Most of the three-dimensional macromolecular structure data in the Protein Data Bank were obtained by one of three methods: X-ray crystallography (over 80%), solution nuclear magnetic resonance (NMR) (about 16%) or theoretical modeling (2%). A few structures were determined by other methods. The first two are experimental methods. The empirical results of these experimental methods accurately describe the 3D structure of the molecule in the state in which measurements were made.
The results of NMR analysis are an ensemble of alternative models, in
contrast to the unique model obtained by
crystallography. Structures obtained by theoretical modeling tend to
be less accurate than those obtained by experimental methods. One kind
of modeling, called homology modeling, involves fitting a known sequence
to the experimentally determined 3D structure of a sequence-similar molecule.
Results of homology modeling are more likely to be reliable than are results
derived purely from theory (ab initio modeling).

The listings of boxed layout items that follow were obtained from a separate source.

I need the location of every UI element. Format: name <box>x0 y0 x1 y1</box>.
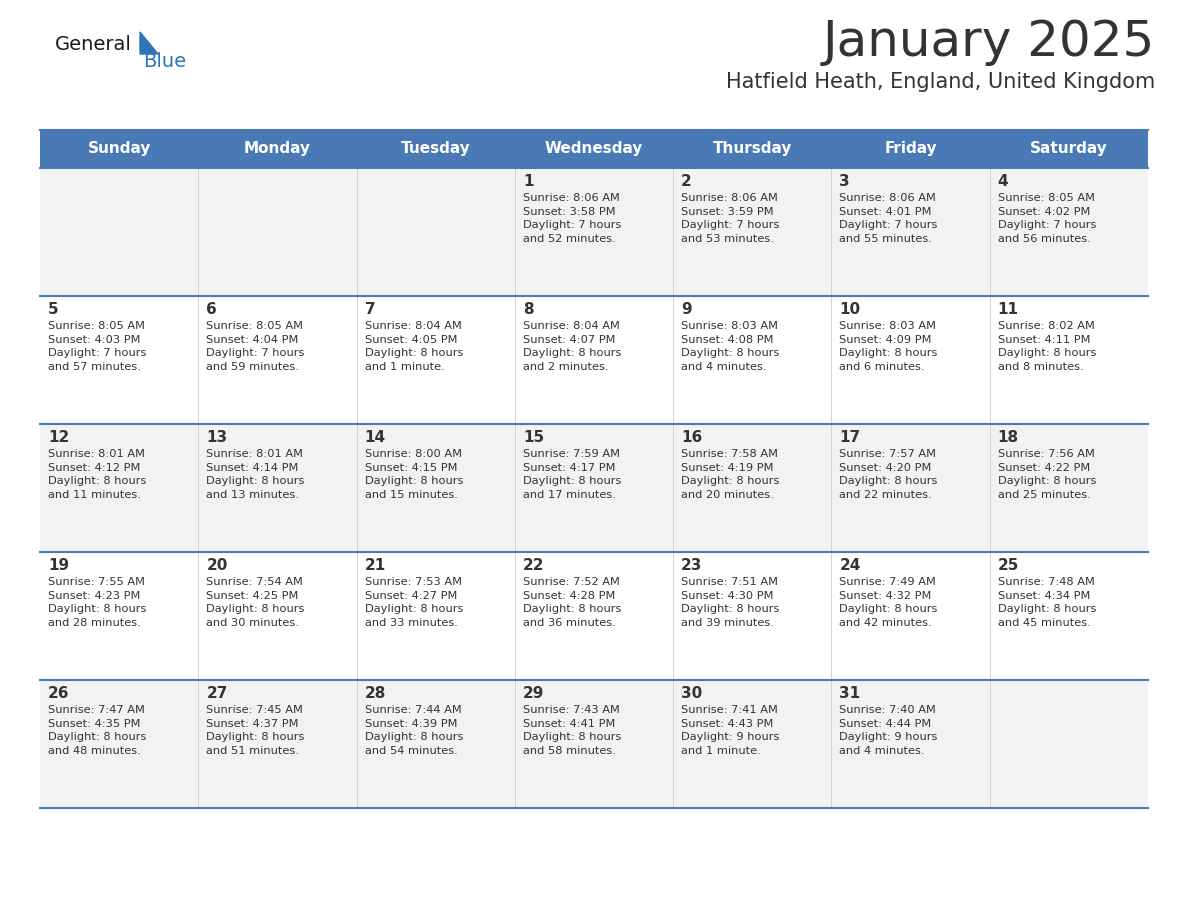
Text: 4: 4 <box>998 174 1009 189</box>
Text: Sunrise: 8:03 AM
Sunset: 4:08 PM
Daylight: 8 hours
and 4 minutes.: Sunrise: 8:03 AM Sunset: 4:08 PM Dayligh… <box>681 321 779 372</box>
Text: 9: 9 <box>681 302 691 317</box>
Text: Sunrise: 8:06 AM
Sunset: 4:01 PM
Daylight: 7 hours
and 55 minutes.: Sunrise: 8:06 AM Sunset: 4:01 PM Dayligh… <box>840 193 937 244</box>
Text: Blue: Blue <box>143 52 187 71</box>
Bar <box>40 424 1148 552</box>
Text: 25: 25 <box>998 558 1019 573</box>
Text: Sunrise: 7:54 AM
Sunset: 4:25 PM
Daylight: 8 hours
and 30 minutes.: Sunrise: 7:54 AM Sunset: 4:25 PM Dayligh… <box>207 577 304 628</box>
Text: Sunrise: 8:05 AM
Sunset: 4:04 PM
Daylight: 7 hours
and 59 minutes.: Sunrise: 8:05 AM Sunset: 4:04 PM Dayligh… <box>207 321 304 372</box>
Text: Sunrise: 8:05 AM
Sunset: 4:03 PM
Daylight: 7 hours
and 57 minutes.: Sunrise: 8:05 AM Sunset: 4:03 PM Dayligh… <box>48 321 146 372</box>
Text: 31: 31 <box>840 686 860 701</box>
Text: 16: 16 <box>681 430 702 445</box>
Text: Sunrise: 7:53 AM
Sunset: 4:27 PM
Daylight: 8 hours
and 33 minutes.: Sunrise: 7:53 AM Sunset: 4:27 PM Dayligh… <box>365 577 463 628</box>
Text: Sunrise: 7:56 AM
Sunset: 4:22 PM
Daylight: 8 hours
and 25 minutes.: Sunrise: 7:56 AM Sunset: 4:22 PM Dayligh… <box>998 449 1097 499</box>
Polygon shape <box>140 32 158 54</box>
Text: Sunrise: 7:59 AM
Sunset: 4:17 PM
Daylight: 8 hours
and 17 minutes.: Sunrise: 7:59 AM Sunset: 4:17 PM Dayligh… <box>523 449 621 499</box>
Text: January 2025: January 2025 <box>823 18 1155 66</box>
Text: Sunrise: 8:05 AM
Sunset: 4:02 PM
Daylight: 7 hours
and 56 minutes.: Sunrise: 8:05 AM Sunset: 4:02 PM Dayligh… <box>998 193 1097 244</box>
Text: Wednesday: Wednesday <box>545 141 643 156</box>
Text: 6: 6 <box>207 302 217 317</box>
Text: Sunrise: 8:04 AM
Sunset: 4:07 PM
Daylight: 8 hours
and 2 minutes.: Sunrise: 8:04 AM Sunset: 4:07 PM Dayligh… <box>523 321 621 372</box>
Text: Sunrise: 7:55 AM
Sunset: 4:23 PM
Daylight: 8 hours
and 28 minutes.: Sunrise: 7:55 AM Sunset: 4:23 PM Dayligh… <box>48 577 146 628</box>
Text: Sunrise: 7:58 AM
Sunset: 4:19 PM
Daylight: 8 hours
and 20 minutes.: Sunrise: 7:58 AM Sunset: 4:19 PM Dayligh… <box>681 449 779 499</box>
Text: 10: 10 <box>840 302 860 317</box>
Text: 26: 26 <box>48 686 70 701</box>
Text: 14: 14 <box>365 430 386 445</box>
Text: Sunrise: 7:40 AM
Sunset: 4:44 PM
Daylight: 9 hours
and 4 minutes.: Sunrise: 7:40 AM Sunset: 4:44 PM Dayligh… <box>840 705 937 756</box>
Text: 23: 23 <box>681 558 702 573</box>
Text: Sunrise: 7:45 AM
Sunset: 4:37 PM
Daylight: 8 hours
and 51 minutes.: Sunrise: 7:45 AM Sunset: 4:37 PM Dayligh… <box>207 705 304 756</box>
Bar <box>40 130 1148 168</box>
Text: 30: 30 <box>681 686 702 701</box>
Text: 5: 5 <box>48 302 58 317</box>
Bar <box>40 296 1148 424</box>
Text: 24: 24 <box>840 558 861 573</box>
Text: Sunrise: 8:00 AM
Sunset: 4:15 PM
Daylight: 8 hours
and 15 minutes.: Sunrise: 8:00 AM Sunset: 4:15 PM Dayligh… <box>365 449 463 499</box>
Text: Sunrise: 8:03 AM
Sunset: 4:09 PM
Daylight: 8 hours
and 6 minutes.: Sunrise: 8:03 AM Sunset: 4:09 PM Dayligh… <box>840 321 937 372</box>
Text: 7: 7 <box>365 302 375 317</box>
Text: Sunrise: 7:49 AM
Sunset: 4:32 PM
Daylight: 8 hours
and 42 minutes.: Sunrise: 7:49 AM Sunset: 4:32 PM Dayligh… <box>840 577 937 628</box>
Text: 8: 8 <box>523 302 533 317</box>
Text: 3: 3 <box>840 174 851 189</box>
Text: Sunrise: 7:48 AM
Sunset: 4:34 PM
Daylight: 8 hours
and 45 minutes.: Sunrise: 7:48 AM Sunset: 4:34 PM Dayligh… <box>998 577 1097 628</box>
Text: Saturday: Saturday <box>1030 141 1107 156</box>
Text: 17: 17 <box>840 430 860 445</box>
Bar <box>40 168 1148 296</box>
Text: Hatfield Heath, England, United Kingdom: Hatfield Heath, England, United Kingdom <box>726 72 1155 92</box>
Text: Sunrise: 8:04 AM
Sunset: 4:05 PM
Daylight: 8 hours
and 1 minute.: Sunrise: 8:04 AM Sunset: 4:05 PM Dayligh… <box>365 321 463 372</box>
Text: Thursday: Thursday <box>713 141 792 156</box>
Text: 29: 29 <box>523 686 544 701</box>
Text: Sunrise: 7:47 AM
Sunset: 4:35 PM
Daylight: 8 hours
and 48 minutes.: Sunrise: 7:47 AM Sunset: 4:35 PM Dayligh… <box>48 705 146 756</box>
Text: 12: 12 <box>48 430 69 445</box>
Text: General: General <box>55 35 132 54</box>
Text: 13: 13 <box>207 430 227 445</box>
Text: 18: 18 <box>998 430 1019 445</box>
Text: Sunrise: 7:51 AM
Sunset: 4:30 PM
Daylight: 8 hours
and 39 minutes.: Sunrise: 7:51 AM Sunset: 4:30 PM Dayligh… <box>681 577 779 628</box>
Bar <box>40 680 1148 808</box>
Text: 15: 15 <box>523 430 544 445</box>
Text: Monday: Monday <box>244 141 311 156</box>
Text: 2: 2 <box>681 174 691 189</box>
Text: Sunrise: 8:02 AM
Sunset: 4:11 PM
Daylight: 8 hours
and 8 minutes.: Sunrise: 8:02 AM Sunset: 4:11 PM Dayligh… <box>998 321 1097 372</box>
Text: 21: 21 <box>365 558 386 573</box>
Text: Sunrise: 7:41 AM
Sunset: 4:43 PM
Daylight: 9 hours
and 1 minute.: Sunrise: 7:41 AM Sunset: 4:43 PM Dayligh… <box>681 705 779 756</box>
Text: 22: 22 <box>523 558 544 573</box>
Text: 19: 19 <box>48 558 69 573</box>
Text: 20: 20 <box>207 558 228 573</box>
Text: 27: 27 <box>207 686 228 701</box>
Text: Sunrise: 7:52 AM
Sunset: 4:28 PM
Daylight: 8 hours
and 36 minutes.: Sunrise: 7:52 AM Sunset: 4:28 PM Dayligh… <box>523 577 621 628</box>
Text: 1: 1 <box>523 174 533 189</box>
Text: Sunrise: 8:06 AM
Sunset: 3:58 PM
Daylight: 7 hours
and 52 minutes.: Sunrise: 8:06 AM Sunset: 3:58 PM Dayligh… <box>523 193 621 244</box>
Text: Friday: Friday <box>884 141 937 156</box>
Text: Sunrise: 7:57 AM
Sunset: 4:20 PM
Daylight: 8 hours
and 22 minutes.: Sunrise: 7:57 AM Sunset: 4:20 PM Dayligh… <box>840 449 937 499</box>
Bar <box>40 552 1148 680</box>
Text: Tuesday: Tuesday <box>400 141 470 156</box>
Text: Sunrise: 8:01 AM
Sunset: 4:14 PM
Daylight: 8 hours
and 13 minutes.: Sunrise: 8:01 AM Sunset: 4:14 PM Dayligh… <box>207 449 304 499</box>
Text: 11: 11 <box>998 302 1019 317</box>
Text: Sunday: Sunday <box>88 141 151 156</box>
Text: Sunrise: 8:01 AM
Sunset: 4:12 PM
Daylight: 8 hours
and 11 minutes.: Sunrise: 8:01 AM Sunset: 4:12 PM Dayligh… <box>48 449 146 499</box>
Text: Sunrise: 7:43 AM
Sunset: 4:41 PM
Daylight: 8 hours
and 58 minutes.: Sunrise: 7:43 AM Sunset: 4:41 PM Dayligh… <box>523 705 621 756</box>
Text: 28: 28 <box>365 686 386 701</box>
Text: Sunrise: 8:06 AM
Sunset: 3:59 PM
Daylight: 7 hours
and 53 minutes.: Sunrise: 8:06 AM Sunset: 3:59 PM Dayligh… <box>681 193 779 244</box>
Text: Sunrise: 7:44 AM
Sunset: 4:39 PM
Daylight: 8 hours
and 54 minutes.: Sunrise: 7:44 AM Sunset: 4:39 PM Dayligh… <box>365 705 463 756</box>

X-rays are diffracted by the electrons of the molecules in the crystal,
so the result of successful crystallization and solution of the phase problem
is a 3D image of the electron clouds of the molecule (an electron density
map). One then interprets this image by building a model of the protein
to fit the map. A molecular model of the sequence of amino acids or nucleotides,
which must be known independently, is then fitted into this electron density
map, and a series of refinements are performed. The result is a set of
X, Y, Z Cartesian coordinates for every non-hydrogen atom in the molecule.
In order to get NMR resonances sufficiently sharp for adequate resolution, the molecule must tumble rapidly. This typically limits the size of the molecule to about 30 kD. Also, the protein must be soluble at high concentration (0.2-1 mM, 6-30 mg/ml) and stable for days without aggregation under the experimental conditions.

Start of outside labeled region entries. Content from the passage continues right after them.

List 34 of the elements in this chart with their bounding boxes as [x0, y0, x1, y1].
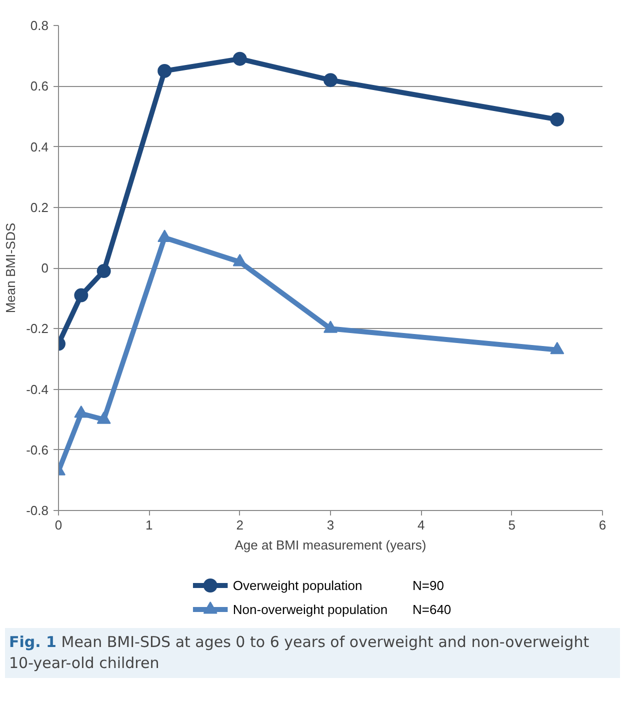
- x-tick-label: 4: [418, 518, 425, 532]
- point: [324, 320, 338, 333]
- point: [550, 342, 564, 354]
- caption: Fig. 1 Mean BMI-SDS at ages 0 to 6 years of overweight and non-overweight 10-year-old children: [9, 632, 590, 674]
- text: N=90: [412, 578, 444, 593]
- point: [232, 254, 247, 266]
- point: [232, 52, 247, 66]
- y-tick-label: 0.4: [30, 139, 49, 154]
- y-axis-title: Mean BMI-SDS: [3, 222, 18, 314]
- y-tick-label: -0.6: [26, 442, 49, 458]
- point: [96, 264, 111, 278]
- y-tick-label: 0.2: [30, 200, 49, 215]
- point: [550, 112, 564, 126]
- x-tick-label: 6: [598, 518, 606, 532]
- legend-label: Non-overweight population: [232, 602, 388, 617]
- x-tick-label: 0: [54, 518, 62, 532]
- x-tick-label: 1: [146, 518, 153, 532]
- legend-label: Overweight population: [232, 578, 362, 593]
- y-tick-label: -0.2: [26, 321, 49, 336]
- x-tick-label: 2: [236, 518, 244, 532]
- x-tick-label: 5: [508, 518, 516, 532]
- y-tick-label: 0.6: [30, 78, 49, 94]
- point: [158, 64, 172, 78]
- y-tick-label: -0.4: [26, 382, 49, 397]
- point: [74, 288, 88, 302]
- y-tick-label: -0.8: [26, 503, 49, 518]
- x-axis-title: Age at BMI measurement (years): [234, 538, 426, 552]
- point: [74, 405, 88, 418]
- text: N=640: [412, 602, 452, 617]
- x-tick-label: 3: [326, 518, 334, 532]
- y-tick-label: 0.8: [30, 18, 49, 33]
- point: [324, 73, 338, 88]
- y-tick-label: 0: [41, 260, 49, 276]
- point: [96, 412, 111, 424]
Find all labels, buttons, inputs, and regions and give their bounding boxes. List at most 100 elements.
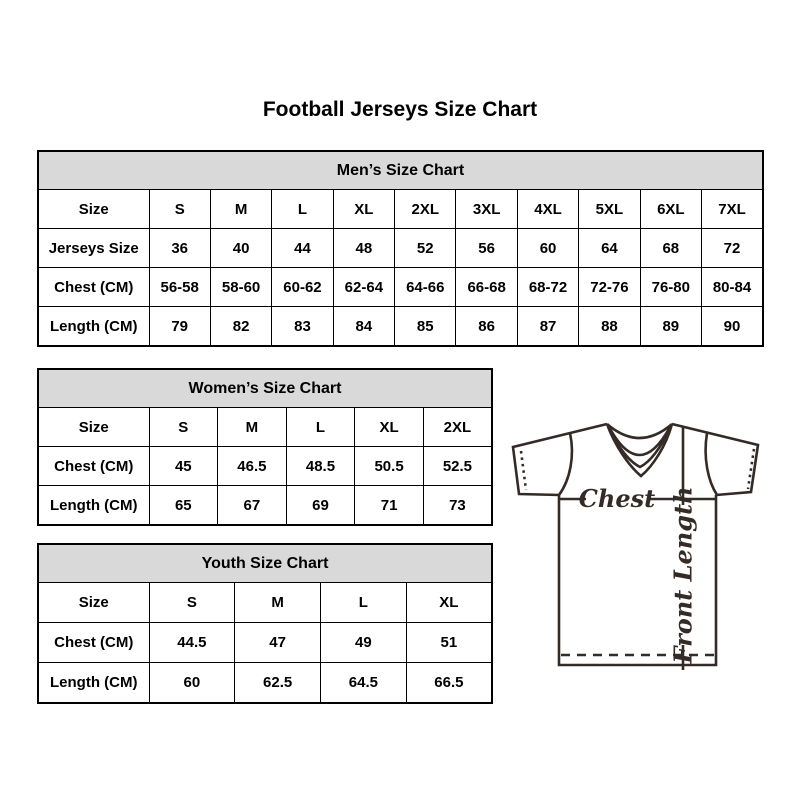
mens-cell-r0-c9: 6XL xyxy=(639,189,703,229)
youth-title-row: Youth Size Chart xyxy=(37,543,493,583)
womens-cell-r2-c1: 65 xyxy=(148,485,219,526)
youth-cell-r2-c4: 66.5 xyxy=(405,662,493,704)
mens-cell-r2-c2: 58-60 xyxy=(209,267,273,307)
chest-label: Chest xyxy=(579,484,655,513)
mens-cell-r0-c4: XL xyxy=(332,189,396,229)
mens-cell-r3-c10: 90 xyxy=(701,306,764,347)
jersey-body-outline xyxy=(557,495,718,667)
mens-cell-r0-c5: 2XL xyxy=(394,189,457,229)
womens-cell-r2-c2: 67 xyxy=(217,485,287,526)
mens-cell-r2-c3: 60-62 xyxy=(271,267,334,307)
youth-row-0-label: Size xyxy=(37,582,150,623)
womens-title-row: Women’s Size Chart xyxy=(37,368,493,408)
mens-cell-r2-c10: 80-84 xyxy=(701,267,764,307)
womens-row-1-label: Chest (CM) xyxy=(37,446,150,486)
jersey-vneck-inner-line xyxy=(608,428,671,469)
youth-cell-r2-c2: 62.5 xyxy=(234,662,321,704)
womens-row-0: Size S M L XL 2XL xyxy=(37,407,493,447)
mens-cell-r1-c1: 36 xyxy=(148,228,211,268)
jersey-left-sleeve xyxy=(511,422,608,497)
womens-cell-r1-c3: 48.5 xyxy=(285,446,356,486)
mens-title-row: Men’s Size Chart xyxy=(37,150,764,190)
mens-cell-r2-c9: 76-80 xyxy=(639,267,703,307)
youth-cell-r1-c4: 51 xyxy=(405,622,493,663)
mens-cell-r1-c5: 52 xyxy=(394,228,457,268)
jersey-collar-top-arc xyxy=(606,423,673,440)
mens-row-2: Chest (CM) 56-58 58-60 60-62 62-64 64-66 66-68… xyxy=(37,267,764,307)
womens-cell-r1-c2: 46.5 xyxy=(217,446,287,486)
youth-row-1: Chest (CM) 44.5 47 49 51 xyxy=(37,622,493,663)
jersey-right-armhole-seam xyxy=(704,432,719,496)
mens-cell-r2-c5: 64-66 xyxy=(394,267,457,307)
youth-row-2-label: Length (CM) xyxy=(37,662,150,704)
mens-row-1: Jerseys Size 36 40 44 48 52 56 60 64 68 72 xyxy=(37,228,764,268)
mens-cell-r2-c8: 72-76 xyxy=(578,267,641,307)
womens-cell-r0-c3: L xyxy=(285,407,356,447)
mens-row-3-label: Length (CM) xyxy=(37,306,150,347)
mens-cell-r3-c6: 86 xyxy=(455,306,518,347)
mens-cell-r1-c8: 64 xyxy=(578,228,641,268)
mens-cell-r1-c3: 44 xyxy=(271,228,334,268)
mens-cell-r3-c3: 83 xyxy=(271,306,334,347)
womens-size-table: Women’s Size Chart Size S M L XL 2XL Chest (CM)… xyxy=(37,368,493,526)
youth-cell-r2-c3: 64.5 xyxy=(320,662,407,704)
mens-size-table: Men’s Size Chart Size S M L XL 2XL 3XL 4XL 5XL 6XL… xyxy=(37,150,764,347)
youth-cell-r0-c1: S xyxy=(148,582,236,623)
mens-cell-r3-c9: 89 xyxy=(639,306,703,347)
mens-cell-r3-c5: 85 xyxy=(394,306,457,347)
womens-cell-r1-c4: 50.5 xyxy=(354,446,424,486)
mens-cell-r3-c1: 79 xyxy=(148,306,211,347)
youth-cell-r1-c1: 44.5 xyxy=(148,622,236,663)
mens-cell-r3-c8: 88 xyxy=(578,306,641,347)
womens-cell-r2-c3: 69 xyxy=(285,485,356,526)
youth-cell-r1-c3: 49 xyxy=(320,622,407,663)
mens-chart-title: Men’s Size Chart xyxy=(37,150,764,190)
youth-chart-title: Youth Size Chart xyxy=(37,543,493,583)
youth-cell-r1-c2: 47 xyxy=(234,622,321,663)
mens-cell-r0-c3: L xyxy=(271,189,334,229)
womens-cell-r1-c5: 52.5 xyxy=(422,446,493,486)
page-title: Football Jerseys Size Chart xyxy=(262,98,538,121)
youth-row-2: Length (CM) 60 62.5 64.5 66.5 xyxy=(37,662,493,704)
youth-row-1-label: Chest (CM) xyxy=(37,622,150,663)
front-length-label: Front Length xyxy=(669,486,698,664)
womens-row-2: Length (CM) 65 67 69 71 73 xyxy=(37,485,493,526)
womens-row-1: Chest (CM) 45 46.5 48.5 50.5 52.5 xyxy=(37,446,493,486)
mens-row-0-label: Size xyxy=(37,189,150,229)
mens-cell-r0-c10: 7XL xyxy=(701,189,764,229)
mens-row-0: Size S M L XL 2XL 3XL 4XL 5XL 6XL 7XL xyxy=(37,189,764,229)
youth-size-table: Youth Size Chart Size S M L XL Chest (CM) 44.5 4… xyxy=(37,543,493,704)
jersey-collar-inner-arc xyxy=(607,426,672,457)
mens-cell-r3-c7: 87 xyxy=(516,306,580,347)
jersey-left-armhole-seam xyxy=(557,432,574,496)
mens-cell-r0-c8: 5XL xyxy=(578,189,641,229)
youth-cell-r0-c2: M xyxy=(234,582,321,623)
jersey-right-sleeve xyxy=(671,422,760,497)
mens-cell-r1-c6: 56 xyxy=(455,228,518,268)
mens-cell-r0-c7: 4XL xyxy=(516,189,580,229)
mens-cell-r0-c1: S xyxy=(148,189,211,229)
womens-cell-r0-c2: M xyxy=(217,407,287,447)
womens-cell-r0-c4: XL xyxy=(354,407,424,447)
youth-cell-r0-c4: XL xyxy=(405,582,493,623)
mens-cell-r1-c4: 48 xyxy=(332,228,396,268)
mens-cell-r3-c4: 84 xyxy=(332,306,396,347)
womens-row-0-label: Size xyxy=(37,407,150,447)
jersey-left-cuff-stitch-line xyxy=(519,450,528,491)
womens-row-2-label: Length (CM) xyxy=(37,485,150,526)
womens-cell-r2-c5: 73 xyxy=(422,485,493,526)
womens-cell-r1-c1: 45 xyxy=(148,446,219,486)
mens-cell-r2-c7: 68-72 xyxy=(516,267,580,307)
jersey-right-cuff-stitch-line xyxy=(746,448,756,490)
mens-cell-r2-c6: 66-68 xyxy=(455,267,518,307)
mens-cell-r0-c2: M xyxy=(209,189,273,229)
youth-cell-r2-c1: 60 xyxy=(148,662,236,704)
mens-row-2-label: Chest (CM) xyxy=(37,267,150,307)
youth-row-0: Size S M L XL xyxy=(37,582,493,623)
womens-cell-r0-c5: 2XL xyxy=(422,407,493,447)
mens-cell-r1-c10: 72 xyxy=(701,228,764,268)
mens-cell-r3-c2: 82 xyxy=(209,306,273,347)
mens-cell-r1-c2: 40 xyxy=(209,228,273,268)
mens-row-1-label: Jerseys Size xyxy=(37,228,150,268)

The result of NMR analysis is a set of estimates of distances between
specific pairs of atoms, called "constraints". Such constraints are obtained
both for bonded or non-bonded atom pairs (through-bond or through-space
distances). With a sufficient number of such constraints, the number of
configurations consistent with the data becomes finite. The result is an
ensemble of models, rather than a single structure. Often the positions
of atoms in the different models are averaged, and the average model is
then adjusted to obey normal bond distances and angles ("restrained minimization").
Most usually, the ensemble of structures, with perhaps 10 - 50 members,
all of which fit the NMR data and retain good stereochemistry is deposited
with the Protein Data Bank. Comparisons between the models in this ensemble
provide some information on how well the protein conformation was determined
by the NMR constraints.
The result of an NMR study is less detailed and accurate than that obtained by crystallographically. The RMSD (root mean square deviation) between these models is used to assess how well the structure calculations have converged. The best structures have backbone RMSD values of less than 1 Angstrom, provided there are not large motions of the backbone or substantially different conformations coexisting in solution.
Regions where there is a large spread between NMR models (often observed
in loops or at termini) may signify lack of sufficient information (larger
uncertainty), or actual motion or disorder of the molecule in solution.
One powerful aspect of NMR is the ability to measure the dynamics of each
residue which helps to distinguish between these possibilities.